…Но вот Сен-Тропе остался далеко позади, они оба — синьор Кавалли и Лина Нильсон — нежились в шезлонгах на палубе проворно скользившей вдоль Лазурного Берега яхты. Роберто собственноручно приготовил пиццу, прямо тут, на яхте; он был потрясающим кулинаром и никому не доверял стряпню, если хотел хорошо пообедать. Приготовленные им баклажаны с сыром не шли ни в какое сравнение с самыми изысканными ресторанными. Однако настроение у Роберто явно испортилось: он получил по электронной почте какое-то письмо, видимо сильно огорчившее его. Молчал, курил свою любимую сигару и смотрел вдаль. Лезть человеку в душу Лине было неловко. В какой-то момент он сам прервал молчание:
— Небось думаешь, что я просто везунчик? Знаю, пресса пишет о моей удачливости, словно все всегда складывалось без моих усилий. Но это не так.
— Думаю, они имели в виду удачливость на любовном фронте, — решила польстить ему Лина. — Разве не так?

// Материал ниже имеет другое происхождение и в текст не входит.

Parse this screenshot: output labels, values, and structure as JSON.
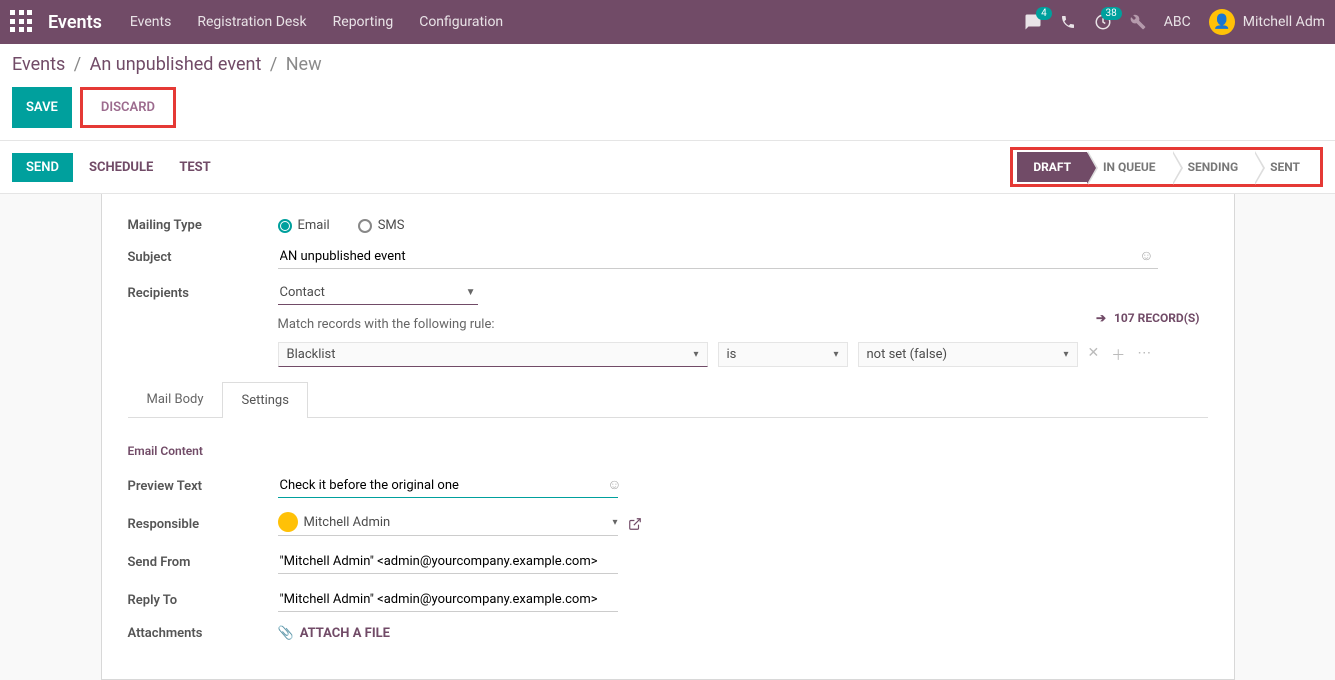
{
  "topbar": {
    "brand": "Events",
    "nav": [
      "Events",
      "Registration Desk",
      "Reporting",
      "Configuration"
    ],
    "msg_badge": "4",
    "clock_badge": "38",
    "company": "ABC",
    "username": "Mitchell Adm"
  },
  "breadcrumb": {
    "root": "Events",
    "parent": "An unpublished event",
    "current": "New"
  },
  "action": {
    "save": "SAVE",
    "discard": "DISCARD"
  },
  "statusbar": {
    "send": "SEND",
    "schedule": "SCHEDULE",
    "test": "TEST",
    "stages": [
      "DRAFT",
      "IN QUEUE",
      "SENDING",
      "SENT"
    ],
    "active_stage": 0
  },
  "form": {
    "mailing_type_label": "Mailing Type",
    "mailing_type_email": "Email",
    "mailing_type_sms": "SMS",
    "subject_label": "Subject",
    "subject_value": "AN unpublished event",
    "recipients_label": "Recipients",
    "recipients_value": "Contact",
    "match_rule_text": "Match records with the following rule:",
    "records_count": "107 RECORD(S)",
    "filter_field": "Blacklist",
    "filter_op": "is",
    "filter_val": "not set (false)"
  },
  "tabs": {
    "body": "Mail Body",
    "settings": "Settings"
  },
  "settings": {
    "section": "Email Content",
    "preview_label": "Preview Text",
    "preview_value": "Check it before the original one",
    "responsible_label": "Responsible",
    "responsible_value": "Mitchell Admin",
    "sendfrom_label": "Send From",
    "sendfrom_value": "\"Mitchell Admin\" <admin@yourcompany.example.com>",
    "replyto_label": "Reply To",
    "replyto_value": "\"Mitchell Admin\" <admin@yourcompany.example.com>",
    "attachments_label": "Attachments",
    "attach_link": "ATTACH A FILE"
  }
}
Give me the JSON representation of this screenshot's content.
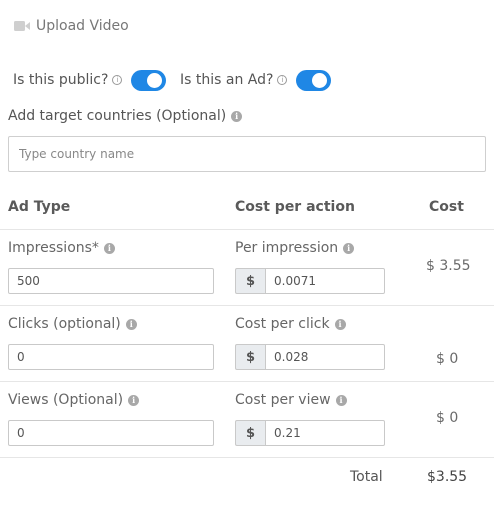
{
  "upload": {
    "label": "Upload Video"
  },
  "toggles": {
    "public": {
      "label": "Is this public?",
      "on": true
    },
    "ad": {
      "label": "Is this an Ad?",
      "on": true
    }
  },
  "countries": {
    "label": "Add target countries (Optional)",
    "placeholder": "Type country name",
    "value": ""
  },
  "table": {
    "headers": {
      "ad_type": "Ad Type",
      "cost_per_action": "Cost per action",
      "cost": "Cost"
    },
    "rows": [
      {
        "label": "Impressions*",
        "value": "500",
        "rate_label": "Per impression",
        "currency": "$",
        "rate": "0.0071",
        "cost": "$ 3.55"
      },
      {
        "label": "Clicks (optional)",
        "value": "0",
        "rate_label": "Cost per click",
        "currency": "$",
        "rate": "0.028",
        "cost": "$ 0"
      },
      {
        "label": "Views (Optional)",
        "value": "0",
        "rate_label": "Cost per view",
        "currency": "$",
        "rate": "0.21",
        "cost": "$ 0"
      }
    ],
    "total_label": "Total",
    "total_value": "$3.55"
  },
  "colors": {
    "accent": "#1f87e5",
    "info_icon": "#a8a8a8"
  }
}
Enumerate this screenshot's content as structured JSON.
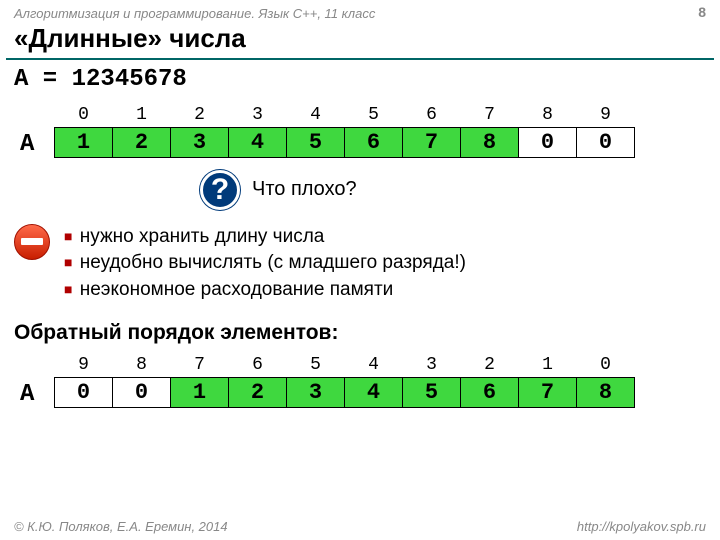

Нет. Или, вернее, не совсем так. Черт знает почему, но женщины, которых он любил больше всего, вдруг начинали к нему охладевать. Баловал он их, что ли, слишком своим обожанием? Хава Леви, эта израильская красотка, смуглая, с потрясающими изумрудными глазами и бесподобной задницей, просто убила его, повергла в пучину. Она работала во Флоренции в израильской фирме по производству кожи, потом, поддавшись на уговоры Роберто, переехала с ним в Париж: ему тогда нравилось подолгу там жить. Моделью Хава становиться никогда не собиралась, но она обладала врожденным вкусом: именно Хава помогла открыть и оформить первый магазин Кавалли в Парижe. Они вместе придумали обить стены синей замшей, а сиденья на стулья сшить из лоскутов. До Хавы у Роберто не было страсти к старинным вещам, его, напротив, тянуло ко всему ультрасовременному, но она подсадила его на антиквариат. Они с Хавой могли часами бродить по рынкам и лавочкам в поисках какой-нибудь французской вазочки или старинного бокала. Если попадался древний светильник, у Хавы хищно загорались зеленые глаза — Роберто обожал эти мгновения.